C’est d’ailleurs en toute modestie et sans solennité que le Secrétaire général de la Conférence transmet une copie du Traité au Syndic comme «cadeau de remerciement» de la part des délégations à la Ville le 25 juillet 1923. Le Syndic ne manque pas d’assurer dans sa réponse que ledit «document sera conservé avec soin dans nos archives», l’original du Traité étant dans les mains des Archives diplomatiques de France. Ainsi, se referme modestement cette page de la «Conférence de la paix du proche Orient» comme on l’appelait aussi à l’époque. Alors que la Conférence a été convoquée dans l’urgence par des «Alliés» acculés par les victoires militaires turques et en fait divisés, on mesure la part d’improvisation et la fébrilité des autorités politiques lausannoises face à leurs responsabilités et au climat tumultueux imposé par les tractations entre délégués par la suite. Loin du jeu diplomatique si bien retranscrit par Derso et Kelen, et sans le savoir, elles ont indirectement favorisé à travers leur engagement dans l’organisation pratique de la Conférence, l’émergence d’une nouvelle forme de diplomatie, plus démocratique, promue par le Président américain Woodrow Wilson en 1918.
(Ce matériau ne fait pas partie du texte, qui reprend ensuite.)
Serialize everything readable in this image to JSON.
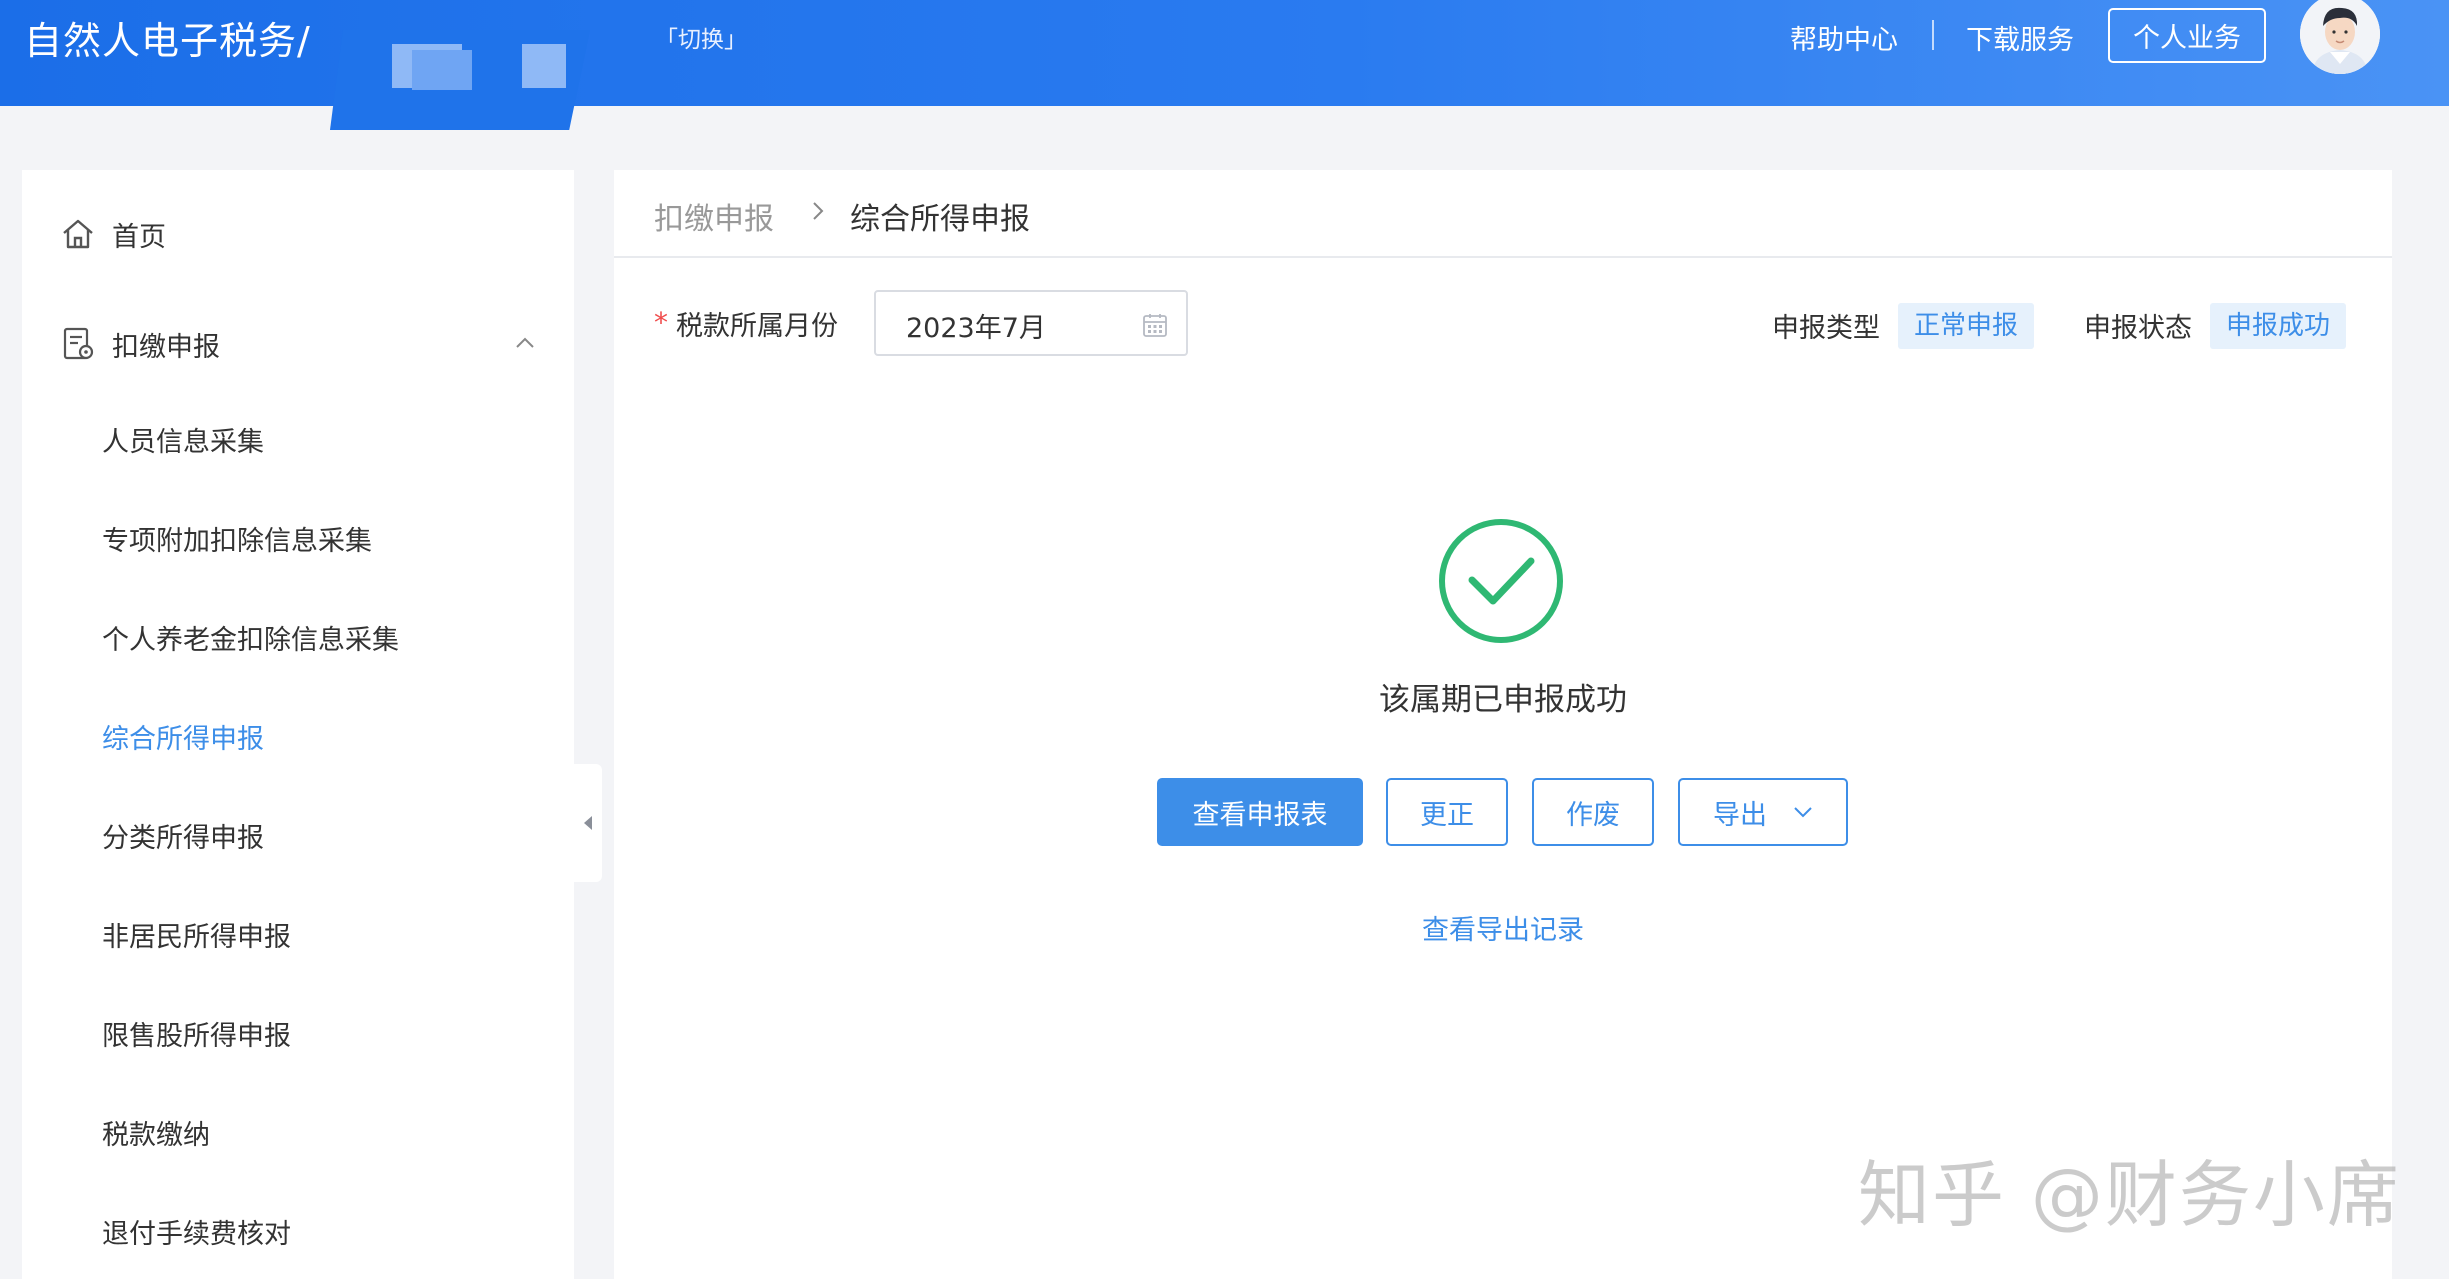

Décrite par l’historien Bertrand Müller dans sa contribution à la monographie sur le Beau-Rivage Palace, cette nouvelle diplomatie se résume à davantage de: transparence grâce à la publicité des débat, l’ouverture à la presse et la parution rapide de recueils diplomatiques; politique grâce à l’implication des dirigeants au détriment des diplomates; technique grâce aux pourparlers entre experts dans les séances de commissions; le tout dans le sillage de la création de la SDN à Genève. Par voie de conséquence, elle transforme un événement qui n’a plus rien de confidentiel en une affaire de sécurité publique, comme l’ont bien montré les comptes des autorités politiques vaudoises. Ce retour sur l’organisation pratique de la Conférence par les autorités communales relève-t-il d’un regard anecdotique, voire superficiel et prosaïque, ou met-il en lumière cet événement d’une autre manière? A chaque lectrice ou lecteur d’en juger.